Superare l’ipocrisia delle politiche fiscali

Viene sottoscritta – mette in luce Dastoli – la necessità, con alcune proposte formulate, armonizzare e coordinare le politiche fiscali nei Paesi dell’Unione. L'obiettivo che emerge è molto chiaro:   prevenire l’evasione e l’elusione fiscali, evitando la creazione di paradisi fiscali all’interno dell’Ue. E si chiede di aprire un dibattito particolare e serio sulla  delocalizzazione all’interno dell’Europa, che tanto ha a che fare con le diverse politiche fiscali.

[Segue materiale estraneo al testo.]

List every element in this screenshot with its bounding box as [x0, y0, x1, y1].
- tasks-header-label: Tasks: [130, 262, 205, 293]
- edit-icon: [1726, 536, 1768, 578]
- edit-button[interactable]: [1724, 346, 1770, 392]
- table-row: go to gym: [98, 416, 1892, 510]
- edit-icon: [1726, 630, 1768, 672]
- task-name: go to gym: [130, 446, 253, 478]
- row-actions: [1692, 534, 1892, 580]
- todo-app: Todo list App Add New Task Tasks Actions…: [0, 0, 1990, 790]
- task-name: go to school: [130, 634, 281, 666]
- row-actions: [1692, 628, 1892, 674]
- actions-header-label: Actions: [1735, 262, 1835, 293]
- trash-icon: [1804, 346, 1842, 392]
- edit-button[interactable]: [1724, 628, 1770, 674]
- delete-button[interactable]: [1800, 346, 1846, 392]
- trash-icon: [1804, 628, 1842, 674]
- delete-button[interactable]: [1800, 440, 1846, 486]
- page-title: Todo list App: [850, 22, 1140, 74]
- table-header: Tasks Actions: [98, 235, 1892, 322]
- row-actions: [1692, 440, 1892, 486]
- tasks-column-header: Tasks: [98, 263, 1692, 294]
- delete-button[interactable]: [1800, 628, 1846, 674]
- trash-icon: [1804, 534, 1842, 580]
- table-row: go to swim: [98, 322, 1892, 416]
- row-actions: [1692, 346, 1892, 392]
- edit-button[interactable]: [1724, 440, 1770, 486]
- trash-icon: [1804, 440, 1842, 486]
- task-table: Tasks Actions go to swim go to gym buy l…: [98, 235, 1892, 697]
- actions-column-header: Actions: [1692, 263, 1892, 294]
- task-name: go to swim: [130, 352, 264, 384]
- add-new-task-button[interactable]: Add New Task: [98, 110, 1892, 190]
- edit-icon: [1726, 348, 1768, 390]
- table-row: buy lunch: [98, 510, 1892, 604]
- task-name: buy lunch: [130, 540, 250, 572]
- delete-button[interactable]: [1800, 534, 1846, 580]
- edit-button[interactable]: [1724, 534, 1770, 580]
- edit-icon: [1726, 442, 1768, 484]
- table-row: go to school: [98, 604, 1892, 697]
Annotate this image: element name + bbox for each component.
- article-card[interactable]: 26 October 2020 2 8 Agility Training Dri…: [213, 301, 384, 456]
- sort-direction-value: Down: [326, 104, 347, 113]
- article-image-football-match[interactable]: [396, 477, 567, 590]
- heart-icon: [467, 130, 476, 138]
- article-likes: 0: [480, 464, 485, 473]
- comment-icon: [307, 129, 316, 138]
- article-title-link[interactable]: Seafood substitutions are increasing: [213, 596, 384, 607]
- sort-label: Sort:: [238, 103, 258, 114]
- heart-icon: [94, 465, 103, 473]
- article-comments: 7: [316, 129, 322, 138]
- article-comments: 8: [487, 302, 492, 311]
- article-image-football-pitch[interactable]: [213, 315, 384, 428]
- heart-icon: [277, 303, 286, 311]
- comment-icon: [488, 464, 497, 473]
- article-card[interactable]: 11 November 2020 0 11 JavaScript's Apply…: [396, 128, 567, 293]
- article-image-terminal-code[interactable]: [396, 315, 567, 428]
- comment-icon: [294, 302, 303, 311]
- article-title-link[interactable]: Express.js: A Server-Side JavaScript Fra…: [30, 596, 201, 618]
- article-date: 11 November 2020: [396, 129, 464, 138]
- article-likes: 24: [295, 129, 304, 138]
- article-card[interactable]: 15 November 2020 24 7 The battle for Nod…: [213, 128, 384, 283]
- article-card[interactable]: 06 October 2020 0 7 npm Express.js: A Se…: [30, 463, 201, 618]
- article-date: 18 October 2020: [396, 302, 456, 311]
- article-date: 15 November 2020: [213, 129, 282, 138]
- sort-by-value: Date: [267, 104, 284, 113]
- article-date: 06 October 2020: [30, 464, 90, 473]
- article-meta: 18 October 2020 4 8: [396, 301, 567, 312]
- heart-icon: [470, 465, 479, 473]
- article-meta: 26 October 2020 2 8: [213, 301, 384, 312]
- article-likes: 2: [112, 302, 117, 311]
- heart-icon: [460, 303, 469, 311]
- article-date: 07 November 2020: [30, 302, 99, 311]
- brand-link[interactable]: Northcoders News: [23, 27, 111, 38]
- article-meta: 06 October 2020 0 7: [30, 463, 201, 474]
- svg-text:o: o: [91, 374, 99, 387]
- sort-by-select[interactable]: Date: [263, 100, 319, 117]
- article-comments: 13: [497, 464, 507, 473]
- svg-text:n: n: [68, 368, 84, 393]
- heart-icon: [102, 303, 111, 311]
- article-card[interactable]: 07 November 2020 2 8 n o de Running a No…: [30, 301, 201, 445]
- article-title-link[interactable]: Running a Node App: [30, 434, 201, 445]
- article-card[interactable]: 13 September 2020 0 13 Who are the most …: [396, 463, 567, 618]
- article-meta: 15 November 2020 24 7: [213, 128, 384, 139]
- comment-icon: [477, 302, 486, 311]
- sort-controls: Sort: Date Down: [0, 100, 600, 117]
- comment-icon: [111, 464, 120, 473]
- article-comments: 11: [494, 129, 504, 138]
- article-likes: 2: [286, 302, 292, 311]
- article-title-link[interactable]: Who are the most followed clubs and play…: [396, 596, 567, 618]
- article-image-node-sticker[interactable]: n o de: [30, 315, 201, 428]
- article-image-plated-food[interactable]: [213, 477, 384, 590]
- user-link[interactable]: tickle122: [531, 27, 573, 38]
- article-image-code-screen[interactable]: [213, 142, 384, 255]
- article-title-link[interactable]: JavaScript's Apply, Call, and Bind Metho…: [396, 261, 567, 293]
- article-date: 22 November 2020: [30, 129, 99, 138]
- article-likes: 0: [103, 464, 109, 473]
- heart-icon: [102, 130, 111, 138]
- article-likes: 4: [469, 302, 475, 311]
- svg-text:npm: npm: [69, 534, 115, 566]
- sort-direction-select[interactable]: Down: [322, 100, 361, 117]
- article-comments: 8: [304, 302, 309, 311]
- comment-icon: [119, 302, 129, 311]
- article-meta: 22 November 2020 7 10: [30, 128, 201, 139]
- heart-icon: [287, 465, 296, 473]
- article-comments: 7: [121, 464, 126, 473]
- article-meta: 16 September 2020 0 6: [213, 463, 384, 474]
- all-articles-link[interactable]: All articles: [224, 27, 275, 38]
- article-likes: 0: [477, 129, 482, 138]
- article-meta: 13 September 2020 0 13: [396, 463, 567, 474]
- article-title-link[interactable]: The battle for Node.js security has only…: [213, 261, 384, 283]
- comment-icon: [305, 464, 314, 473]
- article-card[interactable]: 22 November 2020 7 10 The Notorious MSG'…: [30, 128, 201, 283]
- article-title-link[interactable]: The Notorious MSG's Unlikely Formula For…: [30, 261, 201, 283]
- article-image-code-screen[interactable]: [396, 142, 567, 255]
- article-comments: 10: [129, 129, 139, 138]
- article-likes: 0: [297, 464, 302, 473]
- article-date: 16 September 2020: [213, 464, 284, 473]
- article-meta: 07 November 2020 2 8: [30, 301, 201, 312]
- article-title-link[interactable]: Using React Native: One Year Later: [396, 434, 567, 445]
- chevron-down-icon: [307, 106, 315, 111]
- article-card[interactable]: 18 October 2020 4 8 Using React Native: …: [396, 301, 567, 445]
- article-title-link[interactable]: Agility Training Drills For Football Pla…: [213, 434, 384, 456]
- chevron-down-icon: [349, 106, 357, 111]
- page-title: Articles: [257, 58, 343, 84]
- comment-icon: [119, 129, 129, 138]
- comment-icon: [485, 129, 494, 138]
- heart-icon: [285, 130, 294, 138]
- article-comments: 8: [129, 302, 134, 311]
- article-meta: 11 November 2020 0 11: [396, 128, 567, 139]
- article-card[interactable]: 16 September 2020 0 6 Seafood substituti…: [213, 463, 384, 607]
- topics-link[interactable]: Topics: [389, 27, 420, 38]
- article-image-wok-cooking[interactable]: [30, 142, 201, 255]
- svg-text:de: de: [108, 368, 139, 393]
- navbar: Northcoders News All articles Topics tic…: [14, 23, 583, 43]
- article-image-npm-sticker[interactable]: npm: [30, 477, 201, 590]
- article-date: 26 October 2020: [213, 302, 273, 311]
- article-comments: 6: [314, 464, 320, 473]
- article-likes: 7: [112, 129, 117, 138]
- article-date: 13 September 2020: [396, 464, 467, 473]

Lavorare per il cessate il fuoco in Ucraina 

Dastoli ricorda che non si può lasciar cadere nessuna possibilità di contribuire alla pacificazione. E’ un dovere dell’Europa – precisa – ed è quello che vogliono i cittadini. Non si deve parlare – raccomanda – solo delle mosse di guerra e delle armi inviate. Si devono sostenere iniziative  concrete. A questo proposito Dastoli ricorda la lettera che ha inviato in qualità di presidente del Movimento europeo in Italia   al Segretario Generale delle Nazioni Unite, Antònio Guterres. Si tratta – chiarisce – del testo della petizione alle istituzioni europee in cui si sostiene la  richiesta di un immediato “cessate il fuoco” e si sollecita l’Assemblea generale dell’Onu a decidere di inviare in Ucraina delle forze internazionali di peacekeeping per garantire Il rispetto del “cessate il fuoco”.  Il presidente del Movimento europeo ha chiesto ad Antònio Guterres di sottomettere la petizione al presidente russo Vladimir Putin in occasione dell’incontro al Cremlino del 26 aprile. Sappiamo – ricorda – che non è stata accolta ma – aggiunge – non si deve smettere di lavorare in questa direzione.

La Dichiarazione Schuman

Il 9 maggio si ricorda la Dichiarazione rilasciata dall'allora ministro degli Esteri francese Robert Schuman il 9 maggio 1950, che proponeva la creazione di una Comunità europea del carbone e dell'acciaio, i cui membri avrebbero messo in comune le produzioni di carbone e acciaio. La CECA – di cui poi sono stati fondatori Francia, Germania occidentale, Italia, Paesi Bassi, Belgio e Lussemburgo -  è stata la prima della serie di istituzioni europee sovranazionali che hanno condotto a quella che si chiama dal 1992 Unione europea. Nel 1950, le nazioni europee cercavano ancora di risollevarsi dalle conseguenze devastanti della Seconda guerra mondiale, conclusasi cinque anni prima. Determinati ad impedire il ripetersi di un simile terribile conflitto, i governi europei giunsero alla conclusione che la fusione delle produzioni di carbone e acciaio avrebbe fatto sì che una guerra tra Francia e Germania, storicamente rivali, diventasse – per citare Robert Schuman – "non solo impensabile, ma materialmente impossibile". Un’iniziativa che sul territorio dei Paesi membri Ue ha dato i frutti di 70 anni di pace e che deve far pensare oggi a quanto sia fondamentale mettere in campo tutta l’inventiva e la creatività per difendere la pace.